Some basic load was added to a deployment consisting of three replicated servers: one in Europe, and two in the US clusters, just to make sure the setup did not have any major problems, independent of absolute numbers. The addrate load was tested on the server in Europe on CTS-like entries for 30 minutes. The screenshot (below) from Grafana shows the behavior of the two servers in the US:

Both US servers are closely following the client load demonstrated by the low replication delay. There are some outliers, but replication recovers easily.

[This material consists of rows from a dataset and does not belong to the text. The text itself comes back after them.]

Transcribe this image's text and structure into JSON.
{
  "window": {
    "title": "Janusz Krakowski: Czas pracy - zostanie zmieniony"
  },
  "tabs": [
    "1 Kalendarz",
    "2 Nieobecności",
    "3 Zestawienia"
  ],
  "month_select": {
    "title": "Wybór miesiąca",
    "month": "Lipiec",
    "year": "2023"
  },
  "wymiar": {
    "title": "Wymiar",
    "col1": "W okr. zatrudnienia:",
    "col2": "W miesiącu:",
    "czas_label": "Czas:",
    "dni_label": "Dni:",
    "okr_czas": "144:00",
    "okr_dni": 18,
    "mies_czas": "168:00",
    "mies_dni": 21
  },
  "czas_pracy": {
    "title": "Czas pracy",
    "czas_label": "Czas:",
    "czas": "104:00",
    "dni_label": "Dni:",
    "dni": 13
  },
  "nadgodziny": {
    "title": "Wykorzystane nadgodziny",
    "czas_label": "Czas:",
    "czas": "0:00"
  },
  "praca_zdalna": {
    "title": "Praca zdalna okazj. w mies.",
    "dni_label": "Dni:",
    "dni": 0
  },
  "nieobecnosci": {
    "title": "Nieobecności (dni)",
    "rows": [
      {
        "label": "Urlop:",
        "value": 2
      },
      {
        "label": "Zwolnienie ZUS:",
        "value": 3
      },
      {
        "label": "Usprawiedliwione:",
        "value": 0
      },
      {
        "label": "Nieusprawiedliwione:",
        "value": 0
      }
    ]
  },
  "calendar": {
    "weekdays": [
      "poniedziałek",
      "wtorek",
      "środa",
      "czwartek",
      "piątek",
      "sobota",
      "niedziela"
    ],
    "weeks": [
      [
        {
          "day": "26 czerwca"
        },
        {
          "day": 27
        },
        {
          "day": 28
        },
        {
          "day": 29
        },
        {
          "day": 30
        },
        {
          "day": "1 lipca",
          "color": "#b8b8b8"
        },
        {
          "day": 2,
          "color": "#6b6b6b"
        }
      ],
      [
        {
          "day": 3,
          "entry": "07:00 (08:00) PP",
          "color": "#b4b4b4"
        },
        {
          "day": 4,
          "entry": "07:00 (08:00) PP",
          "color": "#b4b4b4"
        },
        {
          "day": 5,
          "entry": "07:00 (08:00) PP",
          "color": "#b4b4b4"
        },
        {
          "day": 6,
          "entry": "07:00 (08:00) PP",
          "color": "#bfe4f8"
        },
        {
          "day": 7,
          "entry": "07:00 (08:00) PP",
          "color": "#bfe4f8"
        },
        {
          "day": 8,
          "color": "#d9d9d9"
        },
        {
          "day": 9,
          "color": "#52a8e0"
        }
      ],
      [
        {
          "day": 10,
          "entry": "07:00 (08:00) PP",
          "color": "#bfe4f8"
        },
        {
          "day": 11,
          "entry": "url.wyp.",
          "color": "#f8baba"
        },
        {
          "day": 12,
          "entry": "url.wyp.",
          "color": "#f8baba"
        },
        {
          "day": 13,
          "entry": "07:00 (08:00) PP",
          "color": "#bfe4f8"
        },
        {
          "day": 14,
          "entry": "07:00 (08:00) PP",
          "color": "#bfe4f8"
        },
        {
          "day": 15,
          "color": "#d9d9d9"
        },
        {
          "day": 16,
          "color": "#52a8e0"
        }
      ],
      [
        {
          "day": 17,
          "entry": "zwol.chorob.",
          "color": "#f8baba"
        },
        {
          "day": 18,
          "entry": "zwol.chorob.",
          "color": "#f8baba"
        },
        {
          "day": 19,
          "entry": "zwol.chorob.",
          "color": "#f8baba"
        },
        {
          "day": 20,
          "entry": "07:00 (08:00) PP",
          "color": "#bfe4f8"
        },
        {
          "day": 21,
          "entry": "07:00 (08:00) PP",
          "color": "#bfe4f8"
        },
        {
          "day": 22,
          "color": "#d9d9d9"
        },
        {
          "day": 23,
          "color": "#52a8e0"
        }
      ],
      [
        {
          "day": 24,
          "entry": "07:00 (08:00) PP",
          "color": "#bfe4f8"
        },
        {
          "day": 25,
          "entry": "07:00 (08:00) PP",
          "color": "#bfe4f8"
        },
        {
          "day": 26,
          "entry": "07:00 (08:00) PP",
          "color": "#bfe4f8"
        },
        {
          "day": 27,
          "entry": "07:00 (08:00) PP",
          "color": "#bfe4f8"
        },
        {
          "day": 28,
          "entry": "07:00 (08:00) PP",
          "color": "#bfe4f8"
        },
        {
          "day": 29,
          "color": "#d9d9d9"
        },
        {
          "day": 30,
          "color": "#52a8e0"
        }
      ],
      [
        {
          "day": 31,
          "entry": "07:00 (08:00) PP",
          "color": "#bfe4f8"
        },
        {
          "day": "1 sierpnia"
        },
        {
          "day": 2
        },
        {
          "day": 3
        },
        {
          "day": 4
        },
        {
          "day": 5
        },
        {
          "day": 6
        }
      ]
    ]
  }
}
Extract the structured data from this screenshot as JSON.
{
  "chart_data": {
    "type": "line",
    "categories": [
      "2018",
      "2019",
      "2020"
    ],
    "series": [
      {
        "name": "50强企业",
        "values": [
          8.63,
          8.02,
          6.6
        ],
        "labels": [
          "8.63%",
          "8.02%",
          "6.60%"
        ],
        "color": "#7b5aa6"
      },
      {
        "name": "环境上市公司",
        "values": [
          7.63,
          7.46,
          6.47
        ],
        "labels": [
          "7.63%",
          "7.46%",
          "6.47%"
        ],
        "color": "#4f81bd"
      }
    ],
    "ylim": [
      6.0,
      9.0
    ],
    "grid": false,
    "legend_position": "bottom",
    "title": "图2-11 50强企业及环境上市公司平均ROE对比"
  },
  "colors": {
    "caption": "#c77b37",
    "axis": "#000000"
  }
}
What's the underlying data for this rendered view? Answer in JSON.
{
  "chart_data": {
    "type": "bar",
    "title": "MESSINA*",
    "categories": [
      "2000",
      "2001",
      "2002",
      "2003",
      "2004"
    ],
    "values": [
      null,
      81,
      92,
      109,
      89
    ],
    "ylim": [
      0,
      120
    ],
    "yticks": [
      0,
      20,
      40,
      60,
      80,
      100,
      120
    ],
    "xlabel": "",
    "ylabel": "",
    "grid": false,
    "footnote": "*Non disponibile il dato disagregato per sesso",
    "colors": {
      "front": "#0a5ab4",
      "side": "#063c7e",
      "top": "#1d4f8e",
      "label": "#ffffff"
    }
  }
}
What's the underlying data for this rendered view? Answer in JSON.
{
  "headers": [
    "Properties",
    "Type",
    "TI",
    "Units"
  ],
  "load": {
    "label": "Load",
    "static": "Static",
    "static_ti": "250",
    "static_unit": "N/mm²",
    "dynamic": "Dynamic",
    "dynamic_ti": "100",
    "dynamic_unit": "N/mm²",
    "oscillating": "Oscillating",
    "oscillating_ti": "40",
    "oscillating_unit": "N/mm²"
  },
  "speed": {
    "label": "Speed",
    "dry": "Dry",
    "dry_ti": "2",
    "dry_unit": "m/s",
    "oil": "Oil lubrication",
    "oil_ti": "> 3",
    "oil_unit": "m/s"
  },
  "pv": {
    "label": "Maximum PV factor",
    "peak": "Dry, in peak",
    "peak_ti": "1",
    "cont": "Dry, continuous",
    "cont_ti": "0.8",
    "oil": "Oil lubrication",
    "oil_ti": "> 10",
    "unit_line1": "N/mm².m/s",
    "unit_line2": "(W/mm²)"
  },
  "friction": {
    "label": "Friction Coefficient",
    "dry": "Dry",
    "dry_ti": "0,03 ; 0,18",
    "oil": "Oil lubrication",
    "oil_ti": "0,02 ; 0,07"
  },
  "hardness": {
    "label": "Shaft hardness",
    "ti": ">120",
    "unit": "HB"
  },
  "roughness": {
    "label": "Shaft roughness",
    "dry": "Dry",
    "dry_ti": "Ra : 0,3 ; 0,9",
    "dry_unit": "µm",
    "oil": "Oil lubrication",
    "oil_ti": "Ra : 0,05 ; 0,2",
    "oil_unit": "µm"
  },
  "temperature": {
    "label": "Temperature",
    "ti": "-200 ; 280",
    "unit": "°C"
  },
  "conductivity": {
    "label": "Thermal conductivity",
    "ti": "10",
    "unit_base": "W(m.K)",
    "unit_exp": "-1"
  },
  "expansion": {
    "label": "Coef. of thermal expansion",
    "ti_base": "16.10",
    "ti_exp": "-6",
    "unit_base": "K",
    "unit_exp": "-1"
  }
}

Greater testing was carried out on the kube-dns solution and results were comparable. Please see that documentation for more in-depth test results on addrate and modrate.

Pricing

The only additional costs are CloudDNS costs for the dynamically generated DNS records.

Pros and cons

Pros	Cons
1. Native Kubernetes solution: only modifies K8S objects.	1. Specific configuration of server identifiers handled in docker-entrypoint.sh. Requires the correct values be set to work correctly.
2. Simple installation: automatic generation of DNS records and firewall rules.	2. MCS managed services generate healthchecks, which are based on the service endpoint, which requires a client secret. This currently fails, as the healthcheck is unconfigurable.
3. Scale out/scale back using Kubernetes: no additional administration.	3. We expose the whole DS service to each cluster, even though we only need to expose port 8989. This isn’t configurable.
4. No additional scripts required.
5. Supported by Google.
6. So far, tests are reassuring; replication latency is acceptable.